Выбрать главу

— Во-первых, это не военная и не стратегическая информация, которая, да будет вам известно, в сто раз дешевле русской. Лапшу вешайте дуракам, ибо в России деньги не играют такой роли, как в Америке. А во-вторых, блок-схемы весов опубликованы, а сами весы запатентованы.

— Сколько вы хотите за них?

— Не больше пятидесяти.

— Хорошо. Сделаем так. Я вам привожу весы и пятьдесят — это аванс, то есть сто. Вы мне даете "Факандр" и после экспертизы документов я вам привожу еще сто!

— Двести!

— Сто пятьдесят!

— Согласен, — улыбнулся Костя. — Когда будут весы?

— Недели через две. Их привезет мой человек вот на это же место вместе с деньгами. Юра его зовут. Он позвонит, что едет за грибами, и назначит час встречи. Вы отдадите ему документацию на "Факандр".

— А когда остальная сумма?

— Месяца через полтора.

— Где гарантии?

— Я сам приеду.

— Э, голубчик, так мы каши не сварим.

— А если вы нас надуете со схемой?

— А вы с весами?

— Но у вас уже будет в руках аванс! — разозлился Хозер. — А мы в этом случае останемся ни с чем!

— Логично, — согласился Костя. — Но имейте в виду, сейчас мы с Забродиным делаем такую штуку, по сравнению с которой "Факандр" — детская игрушка, и вы еще будете предлагать нам миллионы, — прихвастнул он, решив, что документы придется отдавать настоящие, кроме рецептов и пропорций, которые он передаст в день окончательного расчета. С таким партнером жульничать нельзя, но и нельзя позволить себя облапошить.

7. В ПАРИЖЕ И МЮНХЕНЕ

Через два месяца в парижском альманахе "Козерог", издаваемом Исааком Хозером, появилась подборка стихотворений, взбудораживших русскую литературную эмиграцию. Открывалась она коротеньким посвящением "Членам Политбюро":

Теперь когда они станут жевать свое мясо в поисках истины мы улыбнемся и поменявшись местами их как в ворота пропустим как жизнь пропускаем свою.

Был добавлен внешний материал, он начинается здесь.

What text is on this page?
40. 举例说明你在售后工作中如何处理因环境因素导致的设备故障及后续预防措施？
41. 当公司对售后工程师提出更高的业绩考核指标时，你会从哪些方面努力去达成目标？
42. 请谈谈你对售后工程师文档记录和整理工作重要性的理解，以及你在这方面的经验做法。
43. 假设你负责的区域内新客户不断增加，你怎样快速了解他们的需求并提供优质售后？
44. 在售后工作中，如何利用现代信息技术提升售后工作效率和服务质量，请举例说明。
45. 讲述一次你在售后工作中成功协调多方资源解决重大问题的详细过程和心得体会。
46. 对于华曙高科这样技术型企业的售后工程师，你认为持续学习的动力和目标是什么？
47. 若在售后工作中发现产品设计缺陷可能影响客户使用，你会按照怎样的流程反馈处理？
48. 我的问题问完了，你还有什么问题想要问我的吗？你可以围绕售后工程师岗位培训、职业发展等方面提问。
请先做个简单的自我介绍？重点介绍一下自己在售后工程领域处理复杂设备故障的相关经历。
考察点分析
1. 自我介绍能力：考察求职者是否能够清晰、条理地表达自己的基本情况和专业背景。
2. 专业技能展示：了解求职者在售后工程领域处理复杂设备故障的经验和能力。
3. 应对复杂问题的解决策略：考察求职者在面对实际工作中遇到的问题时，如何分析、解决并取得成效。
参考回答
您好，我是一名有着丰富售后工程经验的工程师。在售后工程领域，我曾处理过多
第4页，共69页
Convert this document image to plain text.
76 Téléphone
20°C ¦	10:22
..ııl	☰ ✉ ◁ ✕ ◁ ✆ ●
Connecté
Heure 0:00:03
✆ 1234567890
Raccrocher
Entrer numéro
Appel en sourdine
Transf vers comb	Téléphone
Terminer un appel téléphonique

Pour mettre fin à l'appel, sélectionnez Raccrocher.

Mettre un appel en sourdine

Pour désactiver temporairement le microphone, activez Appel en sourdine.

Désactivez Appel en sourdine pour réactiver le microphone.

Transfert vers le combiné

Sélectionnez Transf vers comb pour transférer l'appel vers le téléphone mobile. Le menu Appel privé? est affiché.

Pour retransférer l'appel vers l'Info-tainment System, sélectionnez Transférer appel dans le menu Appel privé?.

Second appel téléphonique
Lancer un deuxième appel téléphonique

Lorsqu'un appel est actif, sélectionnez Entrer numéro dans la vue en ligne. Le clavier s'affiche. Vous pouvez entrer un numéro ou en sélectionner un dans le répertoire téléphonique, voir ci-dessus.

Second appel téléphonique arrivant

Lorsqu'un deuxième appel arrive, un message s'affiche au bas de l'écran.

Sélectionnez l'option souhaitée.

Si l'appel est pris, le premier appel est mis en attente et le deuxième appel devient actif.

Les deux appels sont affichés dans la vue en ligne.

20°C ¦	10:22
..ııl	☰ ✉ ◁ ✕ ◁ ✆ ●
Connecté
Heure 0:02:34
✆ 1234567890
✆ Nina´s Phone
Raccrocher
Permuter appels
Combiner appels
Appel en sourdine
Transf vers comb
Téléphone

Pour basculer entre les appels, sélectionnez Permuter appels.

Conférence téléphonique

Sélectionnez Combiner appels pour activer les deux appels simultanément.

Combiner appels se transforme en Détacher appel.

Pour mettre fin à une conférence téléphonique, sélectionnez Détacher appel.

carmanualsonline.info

Критики терялись в догадках, обрывали телефоны редакции "Козерога", но информация была однозначной: молодой поэт из метрополии и, предположительно, женщина, чье имя открыл главный редактор, недавно вернувшийся из поездки по Союзу. В "Континенте" появилась статья литературоведа Ненашева, в которой он причислял творчество Дэйва Вавилонского к герметическому неореализму, а именно — к новому разветвлению в нем — апокалиптической абстракции в поэзии, родившейся после Чернобыльской трагедии и социально питаемой Перестройкой в СССР. Литературовед высказал ряд сомнений относительно женского авторства и выдвинул гипотезу, согласно которой автор подборки — диссидент, замученный в одном из сумасшедших домов Союза. Он призывал Хозера открыть тайну, стоящую за именем Дэйва Вавилонского, допуская, что поэт может быть даже гермафродитом.

Другой специалист по поэзии — Павел Гинзбург — на страницах газеты "Новое русское слово", словно на специальных логоэдических весах, взвешивал каждое слово поэта, помечая его особым значком своей системы и определяя ему место на своих особых полочках. Так, анализируя мини-стихотворение:

В ритме целого неосознавшая себя частица инородна чужда, —

он видел истоки трагедии несостоявшихся русских поэтов второй половины двадцатого века, вводил в литературоведение категорию неадаптируемой личности в условиях тоталитаризма, ритмическую устойчивость которого усматривал в природе русской души. Тупиковый мистицизм ее развился, на взгляд теоретика, от коллективистских оргий древнерусского язычества и поэтому изначально был обречен. В заключение он назвал Дэйва Вавилонского последним певцом российской обреченности…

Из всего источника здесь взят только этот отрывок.